Historias de Patagonia: La rebelión de los balleneros argentinos

Ese enero de mil novecientos veinte sería distinto en nuestro país y en el lejano territorio de las Islas Georgias, cuando los obreros tomaron el control de la misma durante diez días, al declarar la huelga en demanda de mejoras salariales y condiciones dignas de trabajo.
sábado, 9 de mayo de 2020 · 19:24

*Mario Novack

La medida la iniciaron una treintena de obreros argentinos, reclutados en el barrio de la Boca en Buenos Aires, por la C.A.P., Compañía de Pesca Argentina, que reciente habían formado los más acaudalados empresarios y terratenientes argentinos.

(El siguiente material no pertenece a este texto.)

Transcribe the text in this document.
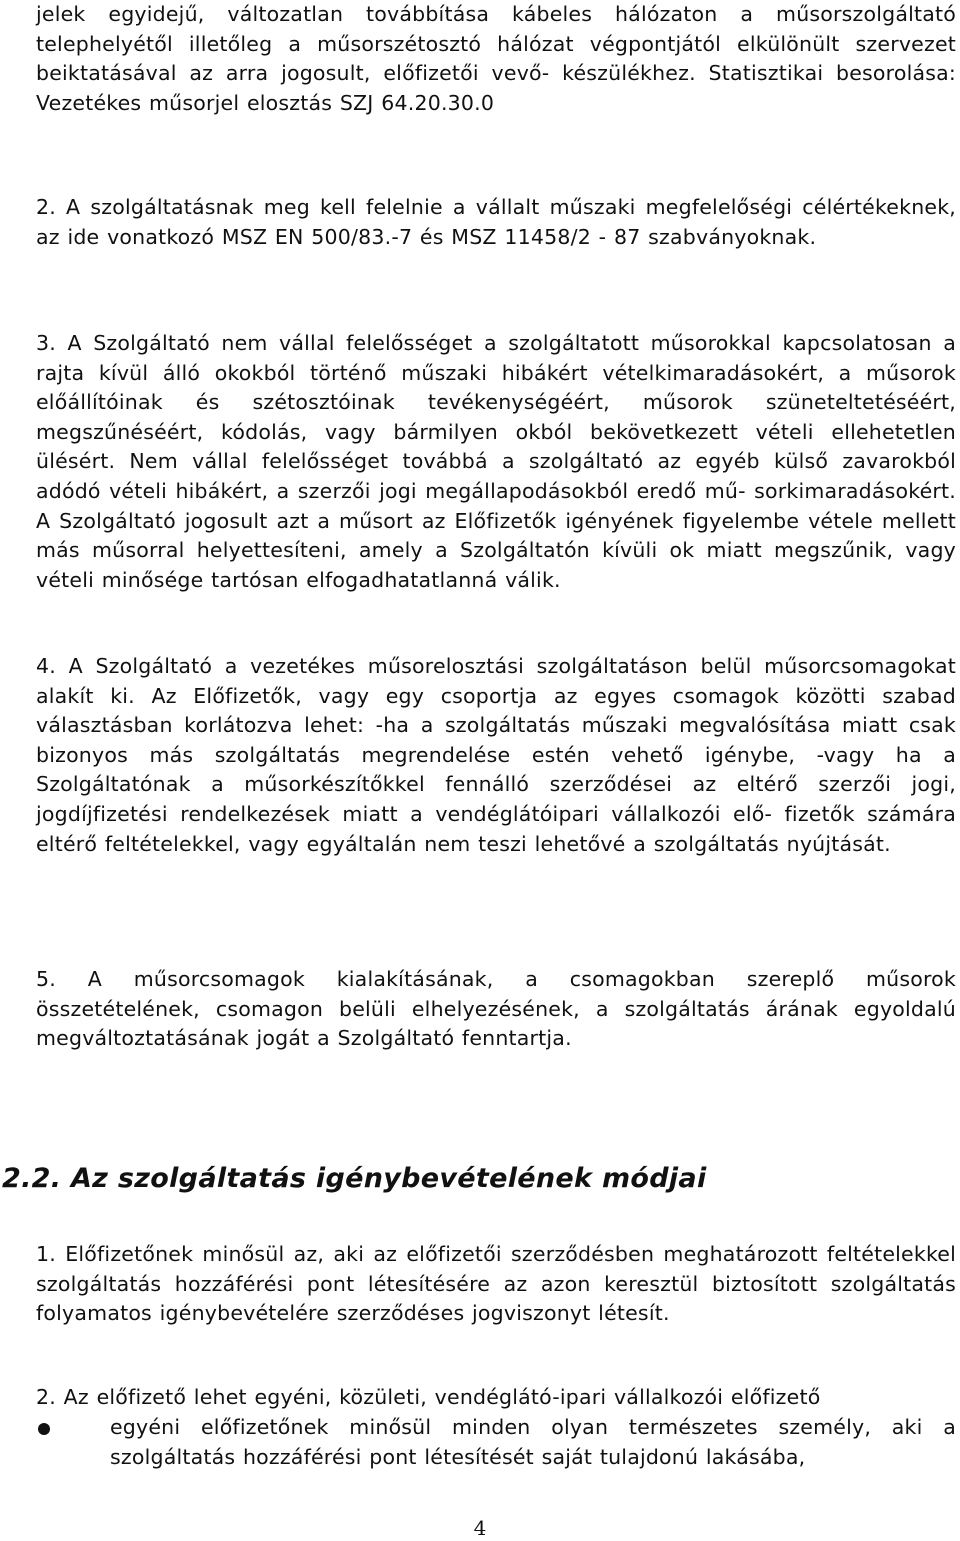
jelek egyidejű, változatlan továbbítása kábeles hálózaton a műsorszolgáltató telephelyétől illetőleg a műsorszétosztó hálózat végpontjától elkülönült szervezet beiktatásával az arra jogosult, előfizetői vevő- készülékhez. Statisztikai besorolása: Vezetékes műsorjel elosztás SZJ 64.20.30.0

2. A szolgáltatásnak meg kell felelnie a vállalt műszaki megfelelőségi célértékeknek, az ide vonatkozó MSZ EN 500/83.-7 és MSZ 11458/2 - 87 szabványoknak.

3. A Szolgáltató nem vállal felelősséget a szolgáltatott műsorokkal kapcsolatosan a rajta kívül álló okokból történő műszaki hibákért vételkimaradásokért, a műsorok előállítóinak és szétosztóinak tevékenységéért, műsorok szüneteltetéséért, megszűnéséért, kódolás, vagy bármilyen okból bekövetkezett vételi ellehetetlen ülésért. Nem vállal felelősséget továbbá a szolgáltató az egyéb külső zavarokból adódó vételi hibákért, a szerzői jogi megállapodásokból eredő mű- sorkimaradásokért. A Szolgáltató jogosult azt a műsort az Előfizetők igényének figyelembe vétele mellett más műsorral helyettesíteni, amely a Szolgáltatón kívüli ok miatt megszűnik, vagy vételi minősége tartósan elfogadhatatlanná válik.

4. A Szolgáltató a vezetékes műsorelosztási szolgáltatáson belül műsorcsomagokat alakít ki. Az Előfizetők, vagy egy csoportja az egyes csomagok közötti szabad választásban korlátozva lehet: -ha a szolgáltatás műszaki megvalósítása miatt csak bizonyos más szolgáltatás megrendelése estén vehető igénybe, -vagy ha a Szolgáltatónak a műsorkészítőkkel fennálló szerződései az eltérő szerzői jogi, jogdíjfizetési rendelkezések miatt a vendéglátóipari vállalkozói elő- fizetők számára eltérő feltételekkel, vagy egyáltalán nem teszi lehetővé a szolgáltatás nyújtását.

5. A műsorcsomagok kialakításának, a csomagokban szereplő műsorok összetételének, csomagon belüli elhelyezésének, a szolgáltatás árának egyoldalú megváltoztatásának jogát a Szolgáltató fenntartja.

2.2. Az szolgáltatás igénybevételének módjai

1. Előfizetőnek minősül az, aki az előfizetői szerződésben meghatározott feltételekkel szolgáltatás hozzáférési pont létesítésére az azon keresztül biztosított szolgáltatás folyamatos igénybevételére szerződéses jogviszonyt létesít.

2. Az előfizető lehet egyéni, közületi, vendéglátó-ipari vállalkozói előfizető

egyéni előfizetőnek minősül minden olyan természetes személy, aki a szolgáltatás hozzáférési pont létesítését saját tulajdonú lakásába,

4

El interés argentino, nos indica Pablo Fontana Doctor en Historia, historiador y funcionario del Instituto Antártico Argentino, surge luego del regreso del capitán noruego Carl Anton Larsen al ser rescatado por la Corbeta Uruguay en la Isla Marambio.

La Compañía Argentina de Pesca fue fundada por el ballenero y explorador antártico noruego Carl Anton Larsen y establecida el 29 de febrero de 1904 por dos residentes extranjeros en Buenos Aires: el cónsul noruego Pedro Christophersen, el estadounidense H.H. Schlieper y el banquero argentino Ernesto Tornquist.

Larsen era el gerente de la compañía y fue él quien organizó la construcción de Grytviken, la primera estación ballenera basada en la Antártida fue puesta en operación el 24 de diciembre de 1904.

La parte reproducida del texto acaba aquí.